Even cargo ships are going 100% electric
But there's a catch...
I've noticed "electrify everything" becoming a mantra among many clean tech observers.
And it makes sense.
As battery costs come down, and as our power grids get cleaner, the idea of everything from home heating to personal transportation going electric holds considerably more appeal. Still, I had assumed that we'd be using liquid fuels in many applications for decades, even centuries, to come. Yet recently, news headlines have started to challenge that assumption.

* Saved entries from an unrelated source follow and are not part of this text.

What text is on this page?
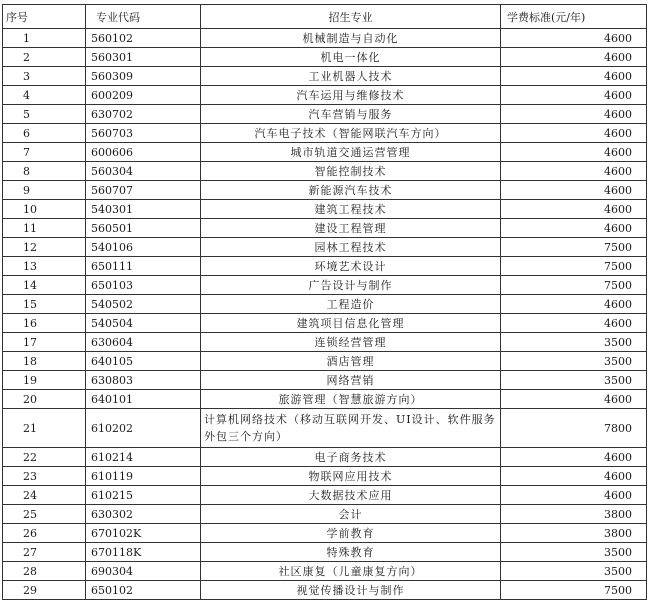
序号	专业代码	招生专业	学费标准(元/年)
1	560102	机械制造与自动化	4600
2	560301	机电一体化	4600
3	560309	工业机器人技术	4600
4	600209	汽车运用与维修技术	4600
5	630702	汽车营销与服务	4600
6	560703	汽车电子技术（智能网联汽车方向）	4600
7	600606	城市轨道交通运营管理	4600
8	560304	智能控制技术	4600
9	560707	新能源汽车技术	4600
10	540301	建筑工程技术	4600
11	560501	建设工程管理	4600
12	540106	园林工程技术	7500
13	650111	环境艺术设计	7500
14	650103	广告设计与制作	7500
15	540502	工程造价	4600
16	540504	建筑项目信息化管理	4600
17	630604	连锁经营管理	3500
18	640105	酒店管理	3500
19	630803	网络营销	3500
20	640101	旅游管理（智慧旅游方向）	4600
21	610202	计算机网络技术（移动互联网开发、UI设计、软件服务外包三个方向）	7800
22	610214	电子商务技术	4600
23	610119	物联网应用技术	4600
24	610215	大数据技术应用	4600
25	630302	会计	3800
26	670102K	学前教育	3800
27	670118K	特殊教育	3500
28	690304	社区康复（儿童康复方向）	3500
29	650102	视觉传播设计与制作	7500
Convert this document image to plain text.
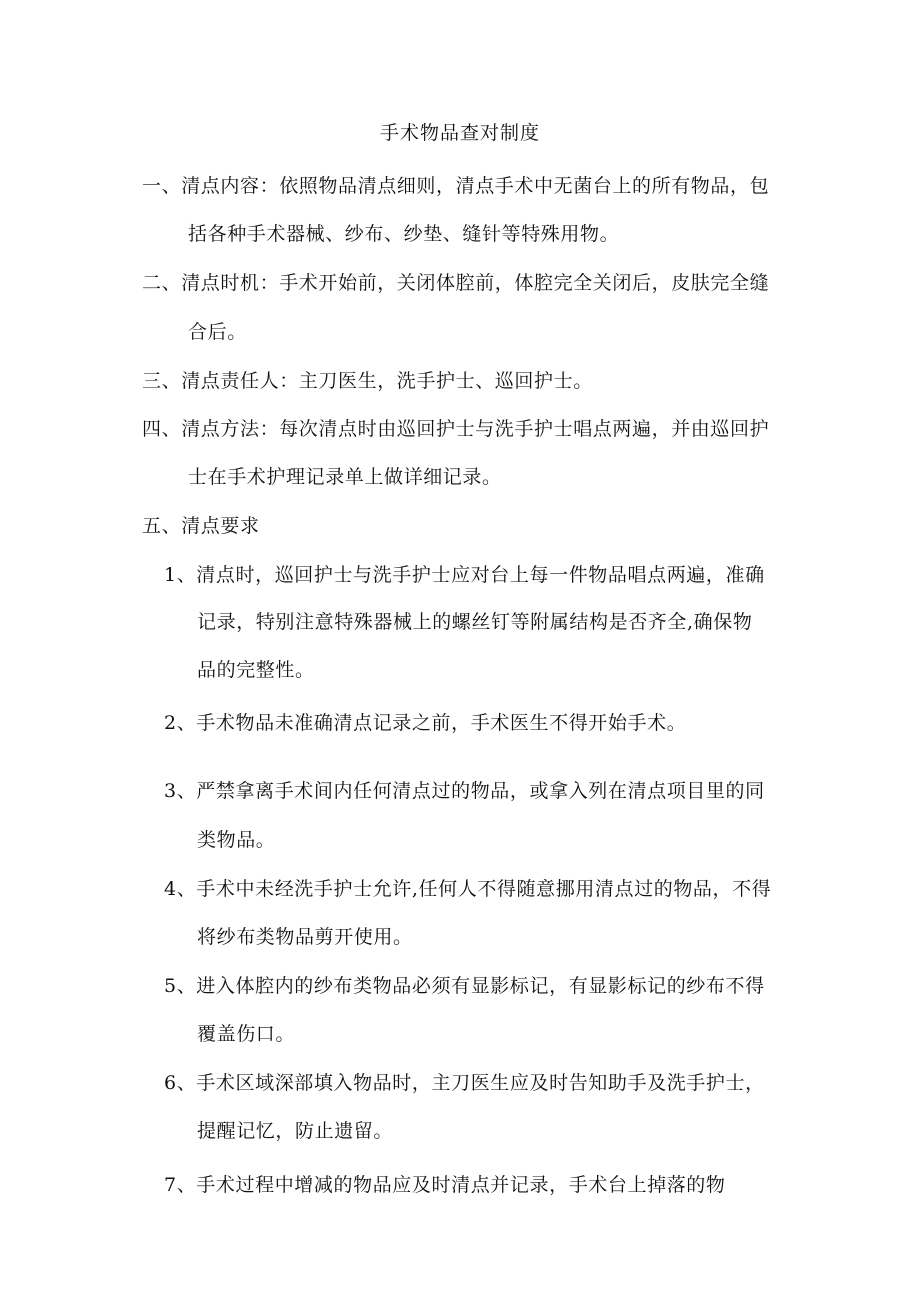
手术物品查对制度
一、清点内容：依照物品清点细则，清点手术中无菌台上的所有物品，包
括各种手术器械、纱布、纱垫、缝针等特殊用物。
二、清点时机：手术开始前，关闭体腔前，体腔完全关闭后，皮肤完全缝
合后。
三、清点责任人：主刀医生，洗手护士、巡回护士。
四、清点方法：每次清点时由巡回护士与洗手护士唱点两遍，并由巡回护
士在手术护理记录单上做详细记录。
五、清点要求
1、清点时，巡回护士与洗手护士应对台上每一件物品唱点两遍，准确
记录，特别注意特殊器械上的螺丝钉等附属结构是否齐全,确保物
品的完整性。
2、手术物品未准确清点记录之前，手术医生不得开始手术。
3、严禁拿离手术间内任何清点过的物品，或拿入列在清点项目里的同
类物品。
4、手术中未经洗手护士允许,任何人不得随意挪用清点过的物品，不得
将纱布类物品剪开使用。
5、进入体腔内的纱布类物品必须有显影标记，有显影标记的纱布不得
覆盖伤口。
6、手术区域深部填入物品时，主刀医生应及时告知助手及洗手护士，
提醒记忆，防止遗留。
7、手术过程中增减的物品应及时清点并记录，手术台上掉落的物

Now we can add another vehicle to that list. Cleantechnica reports that Guangzhou Shipyard International in China has built the world's first 100% battery electric cargo ship. Just as commercial flight will go electric first on short haul flights, electric cargo ships are likely to first be deployed on short distance, fixed coastal routes.
In this case, the ship will carry about 2,200 tons of cargo a distance of 50 miles—traveling at up to 8 miles an hour—along the Pearl River. Unfortunately, the cargo it will be carrying is coal. That's right: The world's first "zero emission" cargo ship will be hopping from power station to power station, delivering one of the dirtiest fuels on the planet to keep those power stations in operation and—presumably—it will be charging up with that same dirty electricity as it does so. (Charging time for the 2,400 kWh lithium-ion battery is said to be two hours.)
Still, I do see this as an encouraging step forward. Carbon and soot emissions from cargo ships have long been a concern for environmentalists. So building ships that have the potential to run on clean, renewable energy is a major step forward.
Now we just have to clean the grids that power them, and then find the coal-carrying electric cargo ships of this world something more productive to do.